Forgive me, I am not any expert in statistics, I am just a biologist with some experience in phylogenetics. My opinion is that nobody can give you a good answer without knowing exactly what data set you are studying here. For one example, we know a lot about the history of Homo sapiens sapiens, Neanderthal, Denisova, Pan troglodytes troglodytes, Pan troglodytes verus, Pan paniscus, Gorilla gorilla and other great ape and human evolution, and it is very clear that some genes give very good statistical support for humans being closer to gorillas than to chimpanzees ((human gorilla)chimpanzee) while other genes give very good statistical support for ((human chimp) gorilla). There are many solid explanations for why this can happen, such as introgression and incomplete lineage sorting. By studying the fossil record, complete genomes of a few individuals or each species, and many genes and mitochondrial genomes from thousands of individuals from these species, we get a more clear picture.

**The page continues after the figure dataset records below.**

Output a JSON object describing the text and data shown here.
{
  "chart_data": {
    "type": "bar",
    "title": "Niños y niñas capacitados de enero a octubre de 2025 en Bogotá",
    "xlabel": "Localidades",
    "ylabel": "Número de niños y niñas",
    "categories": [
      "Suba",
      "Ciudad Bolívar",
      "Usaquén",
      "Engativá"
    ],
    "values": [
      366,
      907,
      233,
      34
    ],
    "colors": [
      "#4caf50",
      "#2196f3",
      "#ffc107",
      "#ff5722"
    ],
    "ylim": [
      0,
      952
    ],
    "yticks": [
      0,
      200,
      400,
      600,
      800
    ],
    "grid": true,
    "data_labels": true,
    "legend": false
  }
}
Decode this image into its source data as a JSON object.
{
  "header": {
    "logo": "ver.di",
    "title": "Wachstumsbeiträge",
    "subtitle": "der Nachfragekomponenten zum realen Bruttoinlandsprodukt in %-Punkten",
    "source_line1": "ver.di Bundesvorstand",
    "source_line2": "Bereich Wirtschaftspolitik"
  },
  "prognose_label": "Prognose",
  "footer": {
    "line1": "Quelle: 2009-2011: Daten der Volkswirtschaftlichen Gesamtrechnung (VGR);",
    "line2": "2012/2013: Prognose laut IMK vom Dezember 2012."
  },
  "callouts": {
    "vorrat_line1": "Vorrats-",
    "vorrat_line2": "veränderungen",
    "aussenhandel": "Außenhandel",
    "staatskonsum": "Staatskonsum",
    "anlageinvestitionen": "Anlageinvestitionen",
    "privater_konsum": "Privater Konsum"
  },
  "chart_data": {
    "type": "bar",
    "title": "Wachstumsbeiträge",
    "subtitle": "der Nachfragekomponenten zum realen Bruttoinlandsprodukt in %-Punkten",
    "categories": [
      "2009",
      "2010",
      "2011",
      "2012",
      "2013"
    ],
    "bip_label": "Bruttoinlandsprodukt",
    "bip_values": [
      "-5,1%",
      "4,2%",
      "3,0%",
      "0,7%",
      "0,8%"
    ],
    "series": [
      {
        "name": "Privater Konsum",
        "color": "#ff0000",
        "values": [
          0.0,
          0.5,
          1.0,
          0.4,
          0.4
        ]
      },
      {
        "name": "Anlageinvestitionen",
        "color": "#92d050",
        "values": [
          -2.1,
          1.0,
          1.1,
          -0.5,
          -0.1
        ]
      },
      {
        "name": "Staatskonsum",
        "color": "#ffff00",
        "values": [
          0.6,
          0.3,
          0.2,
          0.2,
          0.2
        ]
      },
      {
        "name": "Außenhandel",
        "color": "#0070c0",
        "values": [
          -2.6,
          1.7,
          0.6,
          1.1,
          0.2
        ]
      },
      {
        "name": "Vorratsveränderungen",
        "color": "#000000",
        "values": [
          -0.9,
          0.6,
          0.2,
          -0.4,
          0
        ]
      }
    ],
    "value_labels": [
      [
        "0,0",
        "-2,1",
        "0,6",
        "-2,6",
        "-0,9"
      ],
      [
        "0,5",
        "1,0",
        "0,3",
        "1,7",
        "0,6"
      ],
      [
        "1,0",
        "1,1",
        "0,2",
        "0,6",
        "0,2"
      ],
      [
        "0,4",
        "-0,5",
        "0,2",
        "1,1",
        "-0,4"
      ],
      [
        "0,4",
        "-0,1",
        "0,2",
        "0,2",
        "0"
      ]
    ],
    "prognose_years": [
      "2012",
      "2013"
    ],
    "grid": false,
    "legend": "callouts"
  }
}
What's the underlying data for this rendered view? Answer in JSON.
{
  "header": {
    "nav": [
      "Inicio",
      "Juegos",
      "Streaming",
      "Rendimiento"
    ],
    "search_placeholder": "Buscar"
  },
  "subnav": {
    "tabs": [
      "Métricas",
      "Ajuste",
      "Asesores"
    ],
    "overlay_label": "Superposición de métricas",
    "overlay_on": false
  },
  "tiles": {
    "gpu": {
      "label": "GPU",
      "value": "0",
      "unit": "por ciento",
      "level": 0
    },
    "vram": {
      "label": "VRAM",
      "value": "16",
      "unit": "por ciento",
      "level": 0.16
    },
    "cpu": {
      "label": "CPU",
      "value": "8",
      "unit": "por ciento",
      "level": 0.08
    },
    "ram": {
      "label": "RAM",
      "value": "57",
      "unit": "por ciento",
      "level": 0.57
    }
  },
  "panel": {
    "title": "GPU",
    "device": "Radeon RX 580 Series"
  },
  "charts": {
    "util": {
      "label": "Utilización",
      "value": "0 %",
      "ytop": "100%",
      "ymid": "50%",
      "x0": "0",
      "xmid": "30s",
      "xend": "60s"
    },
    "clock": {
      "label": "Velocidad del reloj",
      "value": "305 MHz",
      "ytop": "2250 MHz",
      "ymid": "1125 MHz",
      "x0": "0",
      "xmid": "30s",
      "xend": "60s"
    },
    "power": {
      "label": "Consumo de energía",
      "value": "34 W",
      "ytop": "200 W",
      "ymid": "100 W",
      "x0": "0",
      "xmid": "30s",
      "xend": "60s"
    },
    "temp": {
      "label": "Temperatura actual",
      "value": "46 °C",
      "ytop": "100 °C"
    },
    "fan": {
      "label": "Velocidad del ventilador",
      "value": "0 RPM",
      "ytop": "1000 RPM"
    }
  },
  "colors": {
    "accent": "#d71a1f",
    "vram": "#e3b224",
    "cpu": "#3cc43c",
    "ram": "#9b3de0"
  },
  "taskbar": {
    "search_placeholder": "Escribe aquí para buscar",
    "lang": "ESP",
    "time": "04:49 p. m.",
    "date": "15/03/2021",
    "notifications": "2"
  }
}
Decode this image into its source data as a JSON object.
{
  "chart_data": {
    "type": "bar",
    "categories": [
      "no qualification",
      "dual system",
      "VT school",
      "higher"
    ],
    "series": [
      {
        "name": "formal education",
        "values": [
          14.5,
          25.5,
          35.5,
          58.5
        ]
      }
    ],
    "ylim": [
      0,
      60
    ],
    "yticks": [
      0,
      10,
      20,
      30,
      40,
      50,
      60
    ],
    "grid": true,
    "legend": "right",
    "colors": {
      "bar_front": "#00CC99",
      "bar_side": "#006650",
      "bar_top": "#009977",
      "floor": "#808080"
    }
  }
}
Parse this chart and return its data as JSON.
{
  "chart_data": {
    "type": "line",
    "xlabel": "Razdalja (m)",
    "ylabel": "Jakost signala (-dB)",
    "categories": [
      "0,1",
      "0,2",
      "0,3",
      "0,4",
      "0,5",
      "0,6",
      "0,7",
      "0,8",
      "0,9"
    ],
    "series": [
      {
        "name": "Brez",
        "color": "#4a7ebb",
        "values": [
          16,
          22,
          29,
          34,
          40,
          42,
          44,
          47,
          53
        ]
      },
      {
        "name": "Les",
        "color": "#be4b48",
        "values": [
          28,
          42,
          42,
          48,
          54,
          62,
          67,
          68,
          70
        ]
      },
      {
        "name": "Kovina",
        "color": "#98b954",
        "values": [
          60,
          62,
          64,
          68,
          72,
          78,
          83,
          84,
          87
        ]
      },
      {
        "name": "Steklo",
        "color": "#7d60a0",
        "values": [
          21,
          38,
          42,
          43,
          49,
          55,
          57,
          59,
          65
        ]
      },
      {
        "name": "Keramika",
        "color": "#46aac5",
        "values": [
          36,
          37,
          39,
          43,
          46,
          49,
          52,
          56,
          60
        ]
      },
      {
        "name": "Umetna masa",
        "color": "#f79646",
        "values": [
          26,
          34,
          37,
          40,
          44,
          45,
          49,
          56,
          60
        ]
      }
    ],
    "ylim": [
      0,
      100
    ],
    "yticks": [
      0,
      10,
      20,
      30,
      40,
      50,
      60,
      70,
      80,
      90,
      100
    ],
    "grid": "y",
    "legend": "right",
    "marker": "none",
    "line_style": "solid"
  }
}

At the other end of the spectrum of sequence diversity (humans, chimps and gorillas are very similar in DNA sequence, so homoplasies and other problems are infrequent) we can’t use complete mitochodrial genomes to clearly determine the order in which amphibians, snakes, turtles, birds, lizards, alligators, mammals, marsupials and other tetrapods diverged from some lineage of fish, because of too much genetic distance, altered rates of evolution in different lineages and other problems. But again we have some fossil evidence and other data to suggest how and why we can be certain that some phylogenies are wrong despite very high statistical support using the molecular data.

When it comes to studying bacteria, jellyfish, insects, viruses, and many other organisms, we do not have a solid fossil record or other data to support us. Statistics alone can be a huge help in deciding which hypotheses are more likely to be correct, but even very strong statistical support is not always solid evidence that a hypothesis is correct. The other tread you link to states that you are using very short sequences, roughly 250 sites. It does not say what types of distances are involved. For many types of comparisons, 250 sites is good. For example we can tell if mitochondrial DNA is from a mammal, marsupial, or bird with just 250 bases, and most likely all 250-bases regions of the mitochondrial genome would show mammals-marsupial closer than bird. But I would not trust any 250 base region to tell me if birds are closer to mammals than to amphibians, nor whether humans are closer to gorillas than to chimpanzees, no matter what the statistics were for the 250 base region.

In my opinion, it seems a little silly to argue about methods (neighbor-joining, ML, Bayesian, etc) when the real issue is most likely in the data set. But without any clue what the data set looks like, we can only guess about that.